Introduction
Asthma is a common chronic airway disease characterized by airway
inflammation, hyperresponsiveness, and variable airway obstruction,
which is often attributed to gene-environment interactions [1].
Epidemiologic studies have shown that sensitization to indoor allergens
is an important risk factor for the occurrence of acute attacks of
asthma[2].
The most prevalent indoor allergens include house dust mites (HDMs),
animal dander, moulds and cockroaches. Of these, HDMs, especially D.
pteronyssinus and D. farinae, are considered the major perennial indoor
allergen sources inducing allergic sensitization worldwide [3].
Environmental factors, microbiome, epithelial cells and immune cells
show a dynamic cross talk at the skin and mucosal barriers in the
development of atopic dermatitis, allergic rhinitis, eosinophilic
esophagitis and asthma.[4]
Recent trends in targeting allergic disorders are directed towards
personalized medicine approach which necessitates novel developments in
the area of disease phenotyping , endotyping, and the development and
application of reliable biomarkers.[4]
Increased intestinal permeability
due to the exposure to antigens in asthmatic patients may play a role in
susceptibility to environmental allergens.

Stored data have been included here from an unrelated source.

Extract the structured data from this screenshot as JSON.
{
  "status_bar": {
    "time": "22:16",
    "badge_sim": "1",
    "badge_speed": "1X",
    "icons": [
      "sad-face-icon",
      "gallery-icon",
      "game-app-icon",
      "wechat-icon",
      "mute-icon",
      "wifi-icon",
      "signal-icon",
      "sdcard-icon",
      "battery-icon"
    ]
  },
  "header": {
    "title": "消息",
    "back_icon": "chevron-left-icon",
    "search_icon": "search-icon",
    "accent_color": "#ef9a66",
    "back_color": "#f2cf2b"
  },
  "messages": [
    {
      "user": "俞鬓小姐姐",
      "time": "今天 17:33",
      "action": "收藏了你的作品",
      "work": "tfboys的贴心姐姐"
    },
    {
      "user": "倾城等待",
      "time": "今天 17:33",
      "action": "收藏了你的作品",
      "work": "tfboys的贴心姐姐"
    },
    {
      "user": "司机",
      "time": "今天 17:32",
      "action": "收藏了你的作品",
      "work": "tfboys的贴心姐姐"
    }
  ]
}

Therefore, correction of the gut
barrier defect may be an additional novel approach for asthma
treatment.[34]
Gut mucosal barrier depends on efficient tight junctions which are
regulated by over 50 proteins. Zonulin is a 47 kDa protein that
increases the permeability of the small intestine. It has a role in the
intestinal mucosal innate immunity
and it is the only physiological protein proven to reversibly modulate
intestinal permeability. High serum levels of zonulin have been found in
several autoimmune diseases, e.g., celiac disease as a marker of
impaired intestinal barrier.[5]Chronic inflammation develops in
response to environmental stimuli, it leads to up-regulated expression
of zonulin and serum zonulin was found to be significantly associated
with presence and severity of atopic dermatitis.[6]